Vanthoor leads Eng by nine seconds.  193 laps, 542 miles.  Everybody must now have headlights on as we will see total darkness in T minus 20 minutes.  Dries Vanthoor through the esses and into Leeukop and now, a barbecue with the sausages on the bri.  I am peckish now as I am writing the race report.  Oh well.  We'll see.  Vanthoor building his lead over Eng.  H needs Vanthoor to hit traffic as we head to the hours of darkness.  Traffic is just not a concern.  If we had 30 cars, you'd get clumps of traffic in every corner.  But not with only ten cars on the road as they go through Jukskei and into Barbeque and back down into Sunset on the curbs.

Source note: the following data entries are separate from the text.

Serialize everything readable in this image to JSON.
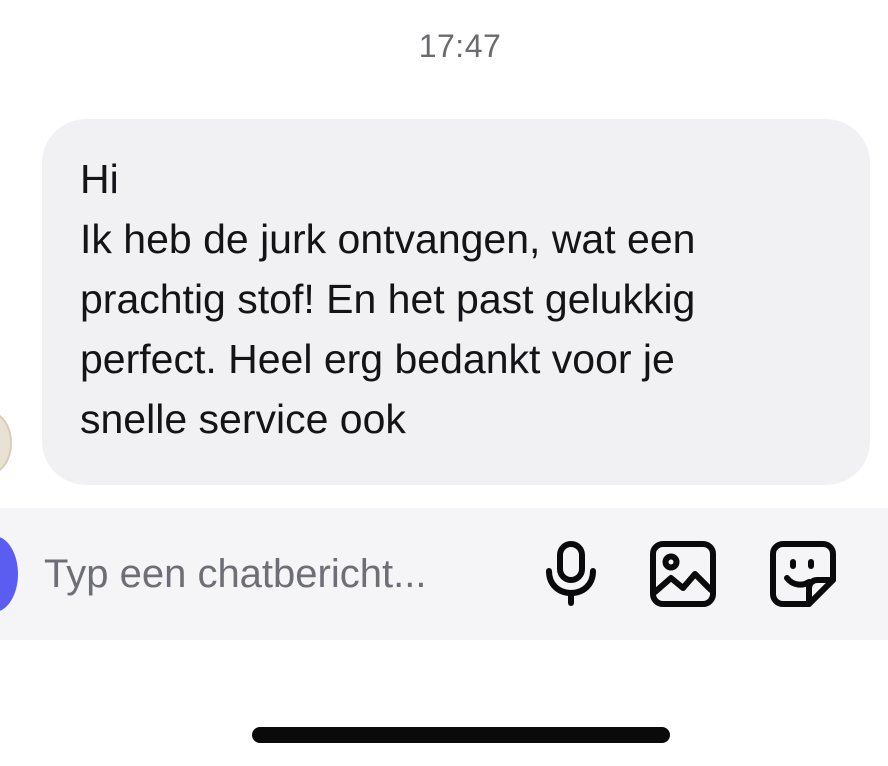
{
  "timestamp": "17:47",
  "message": {
    "text": "Hi\nIk heb de jurk ontvangen, wat een\nprachtig stof! En het past gelukkig\nperfect. Heel erg bedankt voor je\nsnelle service ook"
  },
  "composer": {
    "placeholder": "Typ een chatbericht..."
  },
  "icons": {
    "attach": "plus-button",
    "mic": "microphone-icon",
    "image": "image-icon",
    "sticker": "sticker-icon"
  },
  "colors": {
    "bubble_bg": "#f1f1f4",
    "composer_bg": "#f5f5f7",
    "accent": "#5b5cf0",
    "text": "#141418",
    "placeholder": "#6e6e76",
    "timestamp": "#6b6b70"
  }
}
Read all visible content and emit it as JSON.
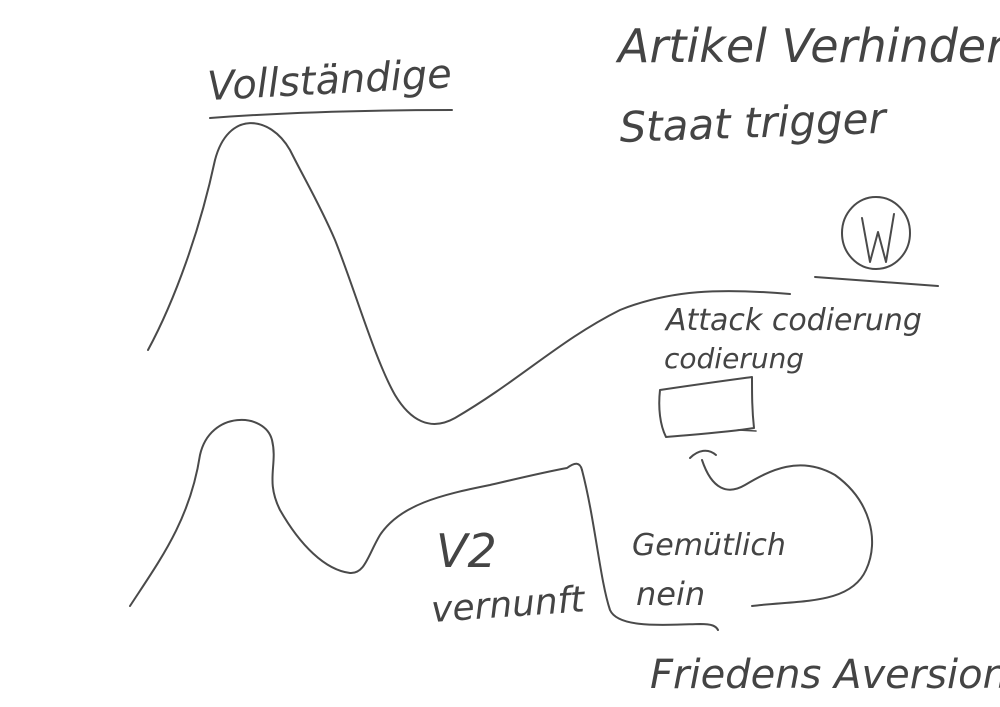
{
  "labels": {
    "vollstaendige": "Vollständige",
    "artikel": "Artikel Verhindern",
    "staat_trigger": "Staat trigger",
    "attack_codierung": "Attack codierung",
    "codierung": "codierung",
    "v2": "V2",
    "vernunft": "vernunft",
    "gemuetlich": "Gemütlich",
    "nein": "nein",
    "friedens_aversion": "Friedens Aversion"
  },
  "colors": {
    "ink": "#4a4a4a",
    "background": "#ffffff"
  },
  "symbols": {
    "circle_w": "circled-w-icon",
    "box": "rectangle-box"
  }
}
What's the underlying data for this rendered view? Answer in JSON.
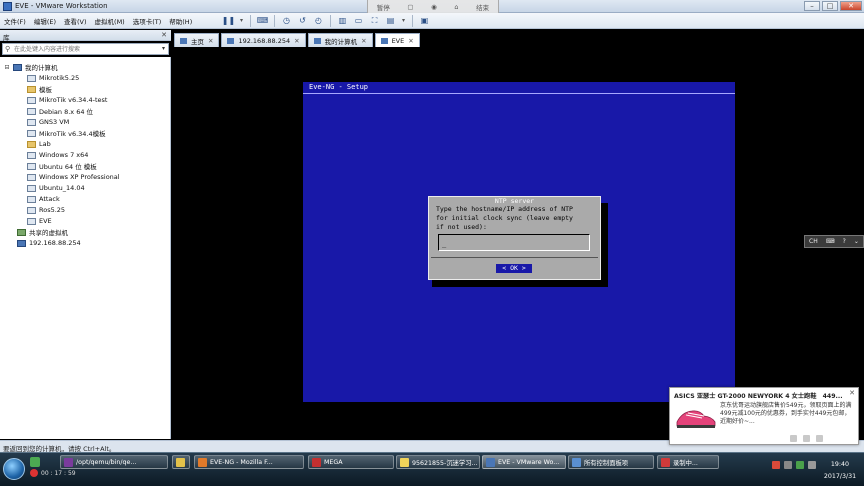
{
  "window": {
    "title": "EVE - VMware Workstation",
    "controls": [
      "–",
      "□",
      "✕"
    ]
  },
  "snip_toolbar": [
    "暂停",
    "",
    "",
    "",
    "结束"
  ],
  "menu": [
    "文件(F)",
    "编辑(E)",
    "查看(V)",
    "虚拟机(M)",
    "选项卡(T)",
    "帮助(H)"
  ],
  "toolbar": {
    "icons": [
      "pause-icon",
      "send-keys-icon",
      "snapshot-icon",
      "revert-snapshot-icon",
      "snapshot-manager-icon",
      "sidebar-toggle-icon",
      "thumbnail-icon",
      "fullscreen-icon",
      "unity-icon",
      "console-view-icon"
    ]
  },
  "library": {
    "header": "库",
    "close": "✕",
    "search_placeholder": "在此处键入内容进行搜索",
    "root": "我的计算机",
    "items": [
      {
        "label": "Mikrotik5.25",
        "icon": "vm"
      },
      {
        "label": "模板",
        "icon": "folder"
      },
      {
        "label": "MikroTik v6.34.4-test",
        "icon": "vm"
      },
      {
        "label": "Debian 8.x 64 位",
        "icon": "vm"
      },
      {
        "label": "GNS3 VM",
        "icon": "vm"
      },
      {
        "label": "MikroTik v6.34.4模板",
        "icon": "vm"
      },
      {
        "label": "Lab",
        "icon": "folder"
      },
      {
        "label": "Windows 7 x64",
        "icon": "vm"
      },
      {
        "label": "Ubuntu 64 位 模板",
        "icon": "vm"
      },
      {
        "label": "Windows XP Professional",
        "icon": "vm"
      },
      {
        "label": "Ubuntu_14.04",
        "icon": "vm"
      },
      {
        "label": "Attack",
        "icon": "vm"
      },
      {
        "label": "Ros5.25",
        "icon": "vm"
      },
      {
        "label": "EVE",
        "icon": "vm"
      }
    ],
    "shared": "共享的虚拟机",
    "remote": "192.168.88.254"
  },
  "tabs": [
    {
      "label": "主页",
      "active": false
    },
    {
      "label": "192.168.88.254",
      "active": false
    },
    {
      "label": "我的计算机",
      "active": false
    },
    {
      "label": "EVE",
      "active": true
    }
  ],
  "console": {
    "setup_title": "Eve-NG - Setup",
    "dialog_title": "NTP server",
    "dialog_text": "Type the hostname/IP address of NTP\nfor initial clock sync (leave empty\nif not used):",
    "input_value": "_",
    "ok_label": "< OK >"
  },
  "statusbar": "要返回到您的计算机，请按 Ctrl+Alt。",
  "ime_widget": [
    "CH",
    "?",
    "⌄"
  ],
  "ad": {
    "title": "ASICS 亚瑟士 GT-2000 NEWYORK 4 女士跑鞋　449...",
    "text": "京东优哥运动旗舰店售价549元，领取页面上的满499元减100元的优惠券，到手实付449元包邮，近期好价~...",
    "close": "✕"
  },
  "taskbar": {
    "record_time": "00 : 17 : 59",
    "items": [
      {
        "label": "/opt/qemu/bin/qe...",
        "color": "#7a3b9c"
      },
      {
        "label": "",
        "color": "#e2c14a"
      },
      {
        "label": "EVE-NG - Mozilla F...",
        "color": "#e07a2a"
      },
      {
        "label": "MEGA",
        "color": "#c23030"
      },
      {
        "label": "95621855-沉迷学习...",
        "color": "#f0d35a"
      },
      {
        "label": "EVE - VMware Wo...",
        "color": "#4a76b5"
      },
      {
        "label": "所有控制面板项",
        "color": "#5a8fd0"
      },
      {
        "label": "录制中...",
        "color": "#d03a3a"
      }
    ],
    "clock_time": "19:40",
    "clock_date": "2017/3/31"
  }
}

Through Clubhouse and then into the esses.  Jules Gounon's battle is with the #20 Mercedes of Luca Stolz and he is a lap behind.  The BMW's are not the cars he has to worry about.  Maro Engel ahead but Gounon is coming in a hurry.  Softly, softly, catchy monkey.  Or, softly, softly, catchy gorilla I guess.  Sparks flying from the titanium skid blocks on the bottom of the car.  No rain this evening but man oh man, we've seen some monsoons here at Kyalami in the past.  #80 in the garage, 42 laps down on it's competitor and 54 laps down to the leader.  Brake issue, master cylinder trouble, for Marius Jackson and company.

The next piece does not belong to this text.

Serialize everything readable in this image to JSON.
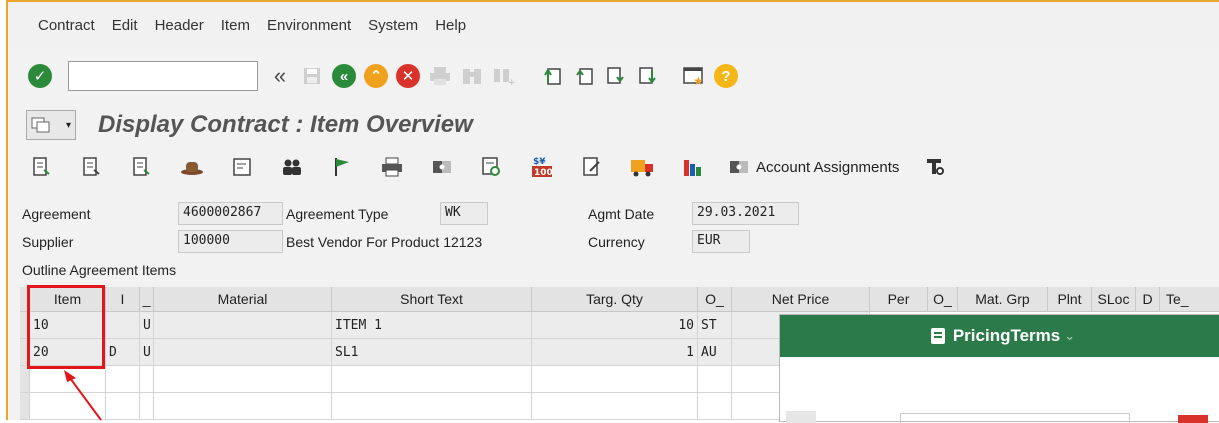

Marius Jackson, Mo Mia, and Kwanda Mokoena.  Gounon is catching Engel.  The only chasers are the two WRT BMW's, in that camp.  Maro Engel is committed with a wounded race car, driving with purpose, double stinting.  Still three hours and ten minutes of this race to go yet.  Arnold Neveling is at the wheel of the #86.  They have had woes today but are starting to hit the sweet spot.  Charl Arangies said the car was horrid to drive in the heat of the day but is getting better.  It is their first time in a GT3 Mercedes and they are having a fabulous time.  

Clint Weston says you can follow the lines in the dark if you know the track well but keep your eyes open.  The blinding of headlights from the top running cars is the hardest part to deal with.  The modern day GT3 cars mean you do not have a rear window necessarily, save for the Mercedes.  No one else has a rear window and have a rearview camera of course.  Gounon chasing Engel.  Earl Bamber is now only a tenth slower than Dries Vanthoor.  "Happy Hour" cometh soon.  Engel lets Gounon go.  Smart move.  Dries Vanthoor remains in the lead and Jules Gounon has to catch Dennis Marschall who is reeling in Mattia Drudi.  

We are moving towards the end of hour six and then, it will be time to pull the pin and go for it.  70% of the number of laps from the winner, five laps of leeway.  138 laps in six hours.  An average of 38-39 laps an hour.  Phillipp Eng is 9.3 seconds down on Dries Vanthoor.  We still could see a BMW 1-2 here in the next three hours depending on what happens in the darkness.  Light is fading fast into darkness here at Kyalami.  Hello to Sheldon van der Linde who is in the booth.  He last raced at Kyalami at home in 2020.  The BMW turbo is coming alive even though the tires have really been greasy all day.  

The setups on the BMW's are pretty close.  Sheldon van der Linde hopes for a podium.